Saudi Deputy Crown Prince Mohammed bin Salman last month launched an economic transformation plan, Vision 2030, to diversify the economy of the world's top oil exporter away from hydrocarbon revenues and to offer a bigger role to the private sector.

Aviation is a key element of the plan. An executive from Saudi Arabia's General Authority for Civil Aviation (GACA) told Zawya last week it is planning to gradually privatise up to 11 airports by 2020.

"It raises a lot of opportunities for us," Karsten Zang, Lufthansa's regional director for the Gulf, Iran, Afghanistan and Pakistan, told reporters in Dubai. "We are currently evaluating the situation and talking with our colleagues in Frankfurt about the next few steps."

Lufthansa, Europe's largest airline group, has been evaluating opportunities in the kingdom, the Arab world's largest economy, even before the economic plan was announced.

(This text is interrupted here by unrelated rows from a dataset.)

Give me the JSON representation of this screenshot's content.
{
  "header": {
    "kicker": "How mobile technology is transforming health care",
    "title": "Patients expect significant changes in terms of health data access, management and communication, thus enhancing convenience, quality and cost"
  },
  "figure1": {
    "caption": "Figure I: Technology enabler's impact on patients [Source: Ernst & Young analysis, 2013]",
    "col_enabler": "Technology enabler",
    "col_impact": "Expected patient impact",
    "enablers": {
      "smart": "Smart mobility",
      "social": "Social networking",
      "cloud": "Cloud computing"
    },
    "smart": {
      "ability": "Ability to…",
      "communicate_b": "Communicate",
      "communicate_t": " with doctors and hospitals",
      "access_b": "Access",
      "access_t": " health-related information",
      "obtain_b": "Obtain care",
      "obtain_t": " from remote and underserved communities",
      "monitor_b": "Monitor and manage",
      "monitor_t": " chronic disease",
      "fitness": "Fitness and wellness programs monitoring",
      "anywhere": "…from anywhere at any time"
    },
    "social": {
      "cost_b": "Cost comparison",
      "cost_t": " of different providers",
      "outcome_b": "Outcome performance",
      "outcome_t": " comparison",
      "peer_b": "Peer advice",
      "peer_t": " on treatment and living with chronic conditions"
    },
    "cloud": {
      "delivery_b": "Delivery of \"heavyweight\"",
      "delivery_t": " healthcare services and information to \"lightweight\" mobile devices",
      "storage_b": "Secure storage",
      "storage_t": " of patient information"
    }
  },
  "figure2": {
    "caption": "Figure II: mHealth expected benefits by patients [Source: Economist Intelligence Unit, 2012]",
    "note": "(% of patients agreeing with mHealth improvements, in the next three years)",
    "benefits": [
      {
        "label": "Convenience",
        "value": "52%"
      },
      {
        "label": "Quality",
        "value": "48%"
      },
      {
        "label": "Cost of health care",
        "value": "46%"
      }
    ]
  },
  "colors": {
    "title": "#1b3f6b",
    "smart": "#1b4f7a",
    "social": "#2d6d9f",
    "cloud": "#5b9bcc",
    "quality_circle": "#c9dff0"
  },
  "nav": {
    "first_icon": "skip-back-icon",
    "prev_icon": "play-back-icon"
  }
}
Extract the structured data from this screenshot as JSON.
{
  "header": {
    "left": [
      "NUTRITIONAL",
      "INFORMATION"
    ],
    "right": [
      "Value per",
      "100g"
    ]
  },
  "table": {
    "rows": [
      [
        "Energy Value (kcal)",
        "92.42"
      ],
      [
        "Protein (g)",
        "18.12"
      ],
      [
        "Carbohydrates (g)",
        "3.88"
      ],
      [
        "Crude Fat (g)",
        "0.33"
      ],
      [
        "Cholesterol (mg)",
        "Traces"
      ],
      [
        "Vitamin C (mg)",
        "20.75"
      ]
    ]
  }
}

"We saw the potential before that and obviously it is a country with a lot of potential," said Tamur Goudarzi Pour, vice president for the Middle East, Africa and Southeast Europe.

The executives did not elaborate on the company's expansion plans.

Lufthansa Group already has strong links to the kingdom. It operates scheduled flights to Riyadh, Jeddah and Dammam. Last year at the Dubai Air Show, Lufthansa Technik, the German carrier's aviation services subsidiary, signed an agreement with Saudia Aerospace Engineering Industries (SAEI), the aircraft maintenance arm of the national carrier to support their maintenance operations and enhance existing capabilities.

Privatisation drive

The entry of the private sector into the Saudi aviation market is already underway. Saudi Arabian Airlines has privatised its catering unit and is planning to offload five more units, while the international arm of Ireland's government-owned Dublin Airport Authority was awarded a multi-million dollar contract in January to operate the new Terminal 5 facility at Riyadh's King Khaled International Airport.

Saudi Arabia stepped up the pace of economic reform after crude oil prices, which account for the majority of the government's revenue, plunged from a high of above $100 a barrel in early 2014 to around $46 last week.

Ratings agency Moody's has estimated that the government's annual budget deficit will average 9.5 percent of gross domestic product between 2016 and 2020, at around $324 billion, at current oil price levels.